Sin embargo, hasta ahora el único pintor surrealista de militancia comprobada fue, entre nosotros, el zuliano José Ramón Sánchez, quien a su paso por París, en 1967, fue acogido y favorablemente presentado por el selecto grupo que dirigía André Breton, fundador del movimiento surrealista. El universo de Sánchez explora un regocijante y frenético bestiario humano, verdadero caleidoscopio en donde el movimiento es asimilado a la más risible y caótica fusión de ambigüedades, de permutación de injertos e híbridos de hombres con fieras y máquinas. Sus obsesiones más profundas, empero, están vinculadas a los objetos y a sus asociaciones de sentido con la magia y la religión popular, con la cultura de masas, con el placer de lo sagrado y lo sacrílego, y finalmente con una disposición lúdica y una alegría propia de los trastornados, los niños y los artistas.

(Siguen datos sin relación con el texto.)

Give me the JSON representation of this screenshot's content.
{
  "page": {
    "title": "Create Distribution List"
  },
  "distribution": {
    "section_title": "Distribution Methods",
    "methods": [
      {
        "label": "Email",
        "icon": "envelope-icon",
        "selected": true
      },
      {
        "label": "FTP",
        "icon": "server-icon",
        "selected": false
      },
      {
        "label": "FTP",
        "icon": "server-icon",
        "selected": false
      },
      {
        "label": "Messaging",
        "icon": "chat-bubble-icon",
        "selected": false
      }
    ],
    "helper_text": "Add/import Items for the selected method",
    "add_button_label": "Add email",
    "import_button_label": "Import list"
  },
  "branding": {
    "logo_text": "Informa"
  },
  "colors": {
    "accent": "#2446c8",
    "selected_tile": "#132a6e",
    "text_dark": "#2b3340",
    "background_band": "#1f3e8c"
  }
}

De técnica muy depurada y temas programados, José Campos Biscardi fue de los artistas de la generación de los 70 que más contribuyeron a renovar el lenguaje figurativo (ilus. n° 61). Se apoyó con este fin en un repertorio de estereotipos propios de esa sociedad de consumo que ha hecho fácil presa fetichista del culto a ultranza del objeto y de la feminidad; de este modo, proporcionando a las situaciones eróticas que planteaba en sus cuadros una solución colindante con el surrealismo, Campos llevó a la figuración un interés marcadamente centrado en el valor simbólico atribuido a los símbolos y las perversiones sociales de nuestra época.

La pintura del zuliano Angel Peña (ilus. n° 62) ha tenido clara vinculación con el retrato popular, y, aunque él no pinte observando siempre del natural, sus figuras, obedientes a un propósito de síntesis y elocuencia, reflejan bien la psicología de un modelo humano que Peña encuentra en la vida diaria, especialmente en los estratos populares de la sociedad. Los suyos son, sin embargo, personajes imaginarios asociados a menudo a una ambientación arquitectónica o espacial que se corresponde idealmente con el paisaje de Maracaibo o el del sur del lago.